La Motivazione della Corte

Il Collegio ha ritenuto di dover declinare la propria giurisdizione. La questione centrale attiene alla natura della situazione soggettiva azionata: la ricorrente contesta il valore della produzione elaborato dall’amministrazione a chiusura dell’anno di riferimento, in base ai criteri indicati nei provvedimenti regionali.

Il Collegio richiama la giurisprudenza delle Sezioni Unite della Corte di Cassazione in materia di controlli di appropriatezza, secondo cui le contestazioni relative alla determinazione della remunerazione delle prestazioni effettuate da soggetti privati accreditati rientrano nella giurisdizione del giudice ordinario: esse si collocano a valle del rapporto concessorio, hanno ad oggetto gli esiti del controllo e pongono in discussione un accertamento tecnico, non una valutazione discrezionale dell’amministrazione.

Pur non vertendosi propriamente in materia di controlli di appropriatezza, il Collegio ritiene che la soluzione possa ispirarsi a tale orientamento per affinità di tipologia di contestazione. L’amministrazione, quale controparte contrattuale, si è limitata a verificare la quantificazione economica delle prestazioni rese, sulla base di quanto concordato negli accordi stipulati, riguardanti l’intera attività.

La Corte richiama inoltre il consolidato principio delle Sezioni Unite in materia di contributi e sovvenzioni pubbliche: sussiste la giurisdizione del giudice ordinario quando il finanziamento è riconosciuto direttamente dalla legge e alla pubblica amministrazione è demandato solo il compito di verificare l’esistenza dei presupposti, senza apprezzamenti discrezionali. Nel caso di specie la spettanza della sovvenzione è oggetto di un riconoscimento operato sul piano normativo, per il concorrente apporto della disciplina statale e di quella regionale.

Il Collegio richiama sul punto Cass.

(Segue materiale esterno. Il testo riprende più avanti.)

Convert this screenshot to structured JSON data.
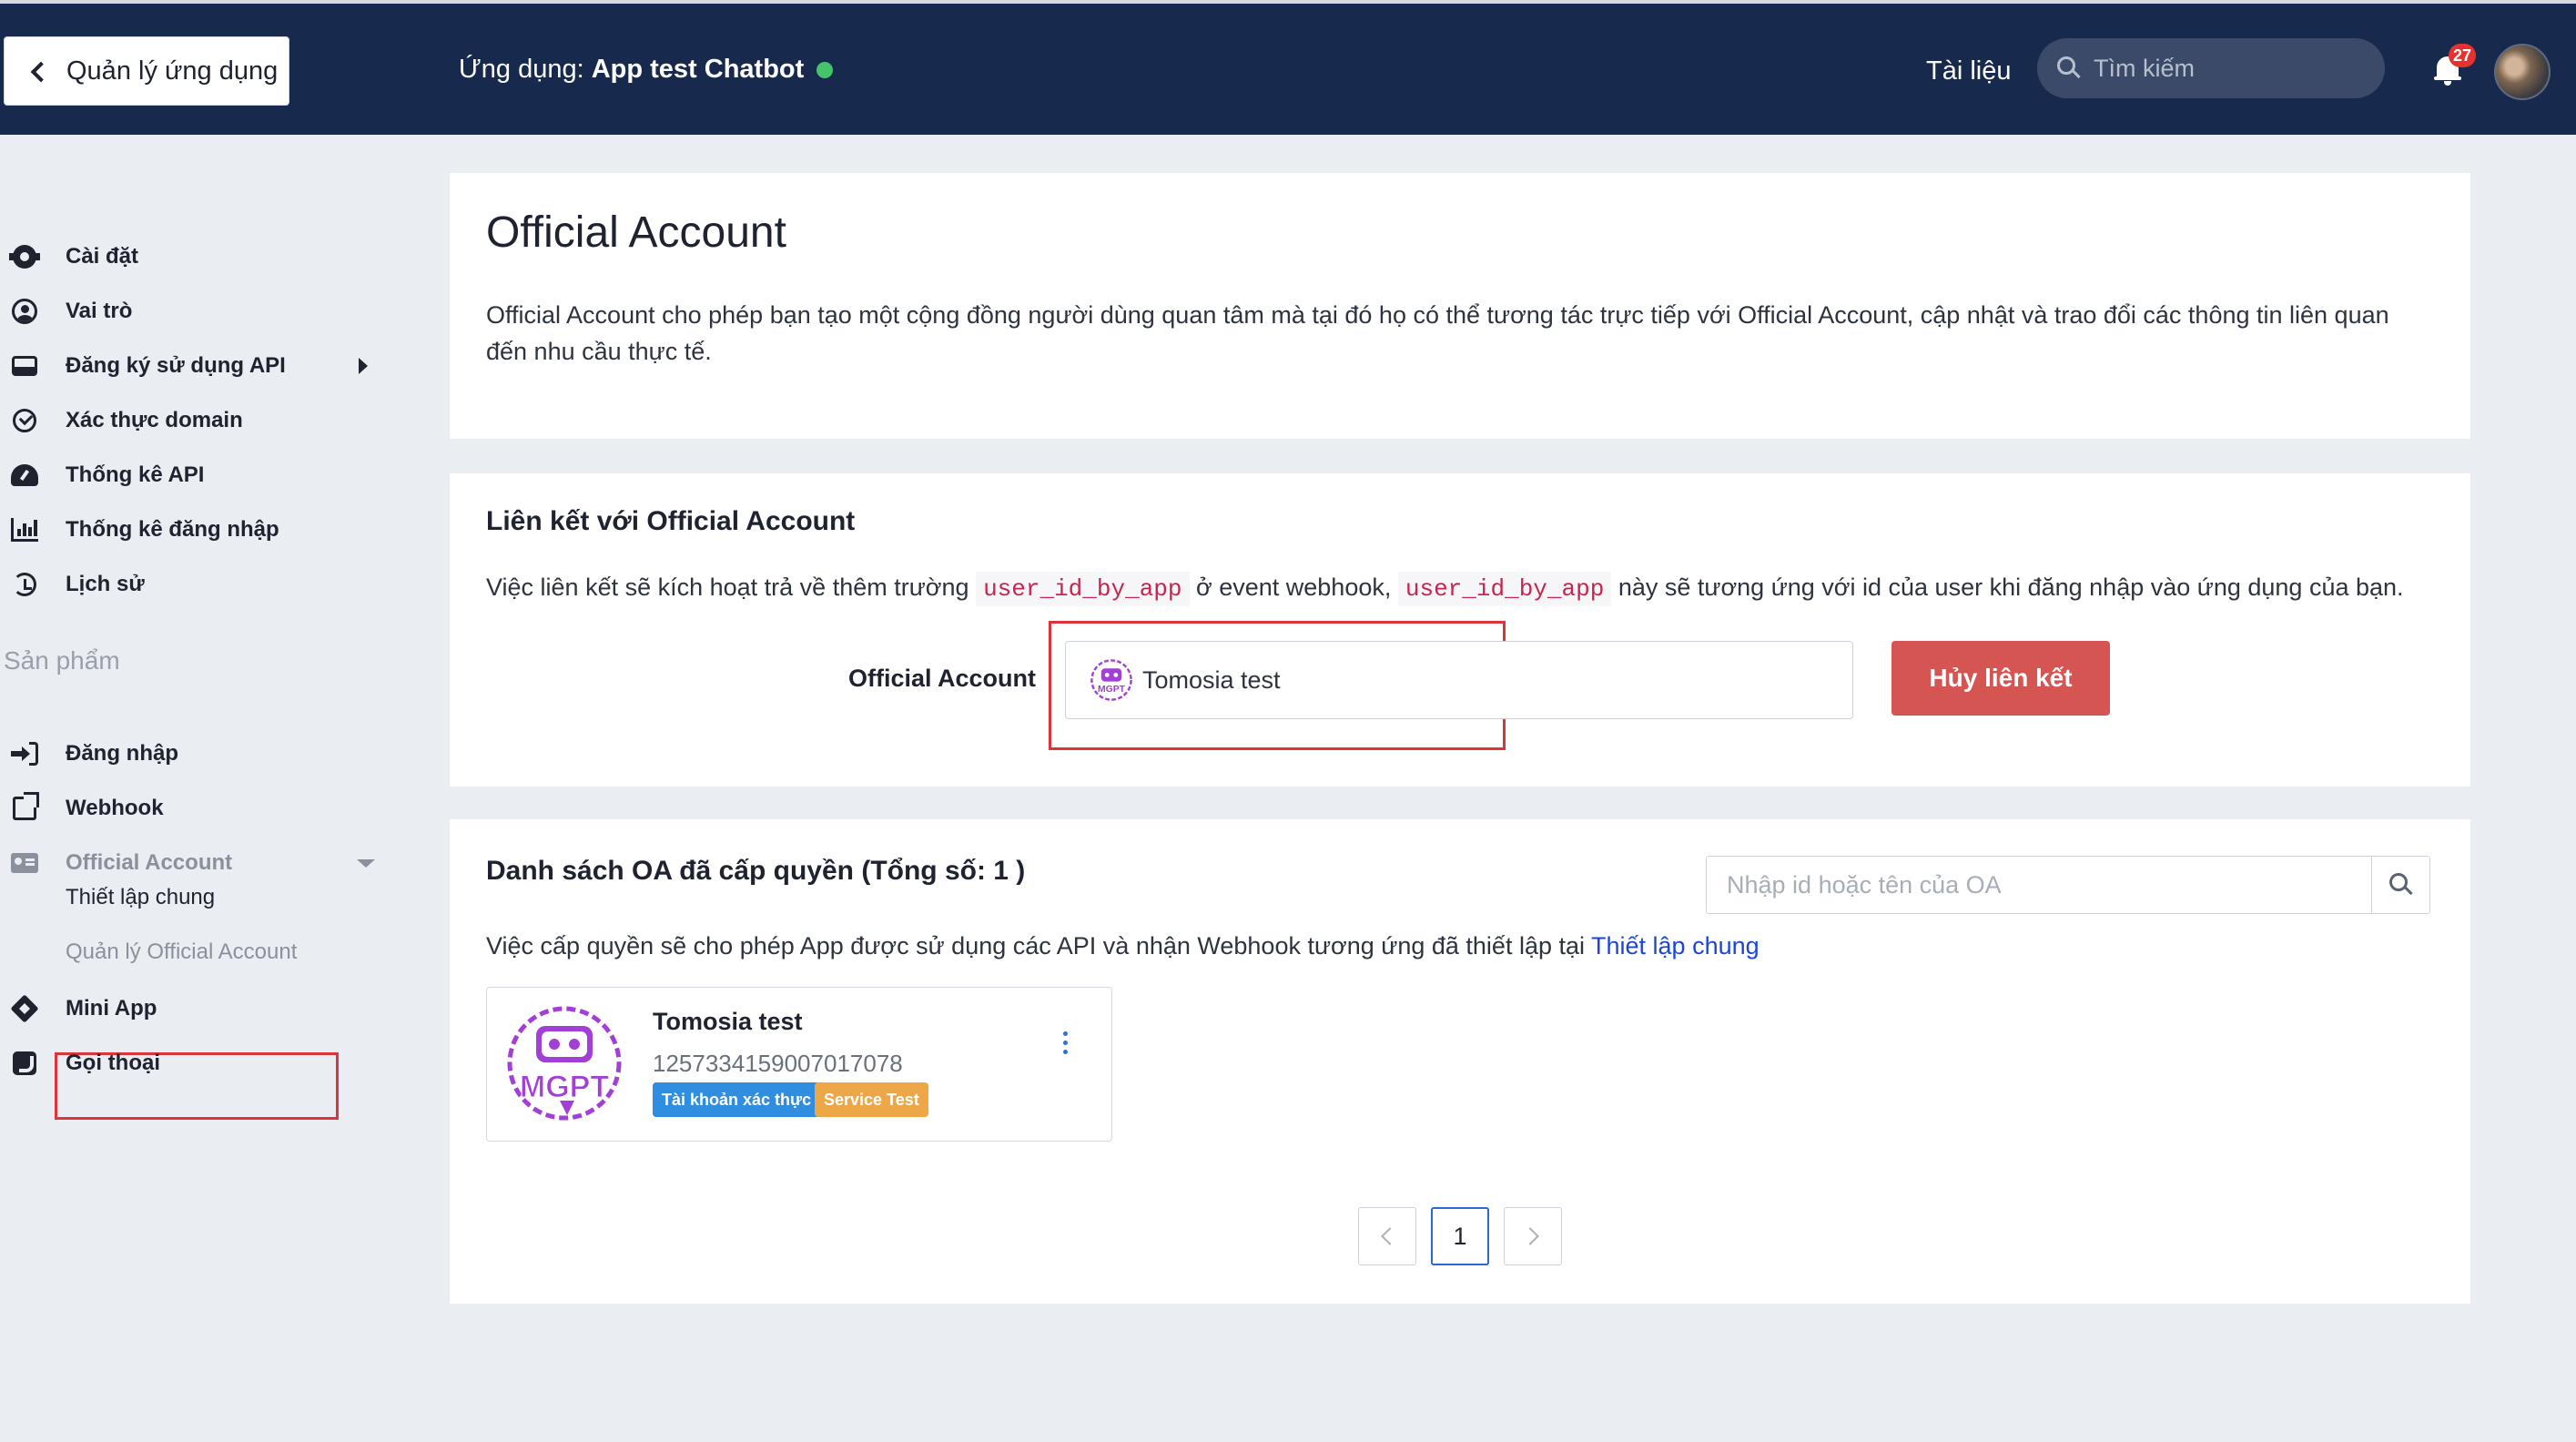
{
  "header": {
    "back_label": "Quản lý ứng dụng",
    "app_prefix": "Ứng dụng:",
    "app_name": "App test Chatbot",
    "status_color": "#44c46a",
    "docs_label": "Tài liệu",
    "search_placeholder": "Tìm kiếm",
    "notification_count": "27",
    "brand_color": "#172a4e"
  },
  "sidebar": {
    "items": [
      {
        "label": "Cài đặt",
        "icon": "gear-icon"
      },
      {
        "label": "Vai trò",
        "icon": "user-circle-icon"
      },
      {
        "label": "Đăng ký sử dụng API",
        "icon": "inbox-icon"
      },
      {
        "label": "Xác thực domain",
        "icon": "check-circle-icon"
      },
      {
        "label": "Thống kê API",
        "icon": "gauge-icon"
      },
      {
        "label": "Thống kê đăng nhập",
        "icon": "bar-chart-icon"
      },
      {
        "label": "Lịch sử",
        "icon": "history-icon"
      }
    ],
    "section_label": "Sản phẩm",
    "product_items": [
      {
        "label": "Đăng nhập",
        "icon": "sign-in-icon"
      },
      {
        "label": "Webhook",
        "icon": "external-link-icon"
      },
      {
        "label": "Official Account",
        "icon": "id-card-icon"
      },
      {
        "label": "Mini App",
        "icon": "cube-icon"
      },
      {
        "label": "Gọi thoại",
        "icon": "phone-icon"
      }
    ],
    "sub_items": [
      {
        "label": "Thiết lập chung"
      },
      {
        "label": "Quản lý Official Account",
        "active": true
      }
    ]
  },
  "main": {
    "title": "Official Account",
    "description": "Official Account cho phép bạn tạo một cộng đồng người dùng quan tâm mà tại đó họ có thể tương tác trực tiếp với Official Account, cập nhật và trao đổi các thông tin liên quan đến nhu cầu thực tế.",
    "link_section": {
      "title": "Liên kết với Official Account",
      "desc_part1": "Việc liên kết sẽ kích hoạt trả về thêm trường",
      "code1": "user_id_by_app",
      "desc_part2": "ở event webhook,",
      "code2": "user_id_by_app",
      "desc_part3": "này sẽ tương ứng với id của user khi đăng nhập vào ứng dụng của bạn.",
      "field_label": "Official Account",
      "selected_oa": "Tomosia test",
      "unlink_label": "Hủy liên kết",
      "unlink_color": "#d45552"
    },
    "list_section": {
      "title": "Danh sách OA đã cấp quyền (Tổng số: 1 )",
      "search_placeholder": "Nhập id hoặc tên của OA",
      "desc": "Việc cấp quyền sẽ cho phép App được sử dụng các API và nhận Webhook tương ứng đã thiết lập tại",
      "desc_link": "Thiết lập chung",
      "cards": [
        {
          "name": "Tomosia test",
          "id": "1257334159007017078",
          "tags": [
            "Tài khoản xác thực",
            "Service Test"
          ],
          "logo_text": "MGPT"
        }
      ],
      "pagination": {
        "current_page": "1"
      }
    }
  }
}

Sez. Un. n. 15404/2024, secondo cui la disciplina statale ha attribuito alle Regioni il potere di accordare il contributo in una misura massima predeterminata, mentre quella regionale ha riconosciuto il diritto alla sovvenzione alle strutture che si trovassero nelle condizioni descritte dalla normativa statale. Ne deriva che il ricorso è inammissibile per difetto di giurisdizione, con termine per la riassunzione davanti al giudice ordinario. Le spese sono compensate.

Nota della Redazione

Ogni decisione citata è verificata sul provvedimento originale. Quando il documento può essere legittimamente ripubblicato senza esporre dati personali, mettiamo a disposizione anche il testo integrale.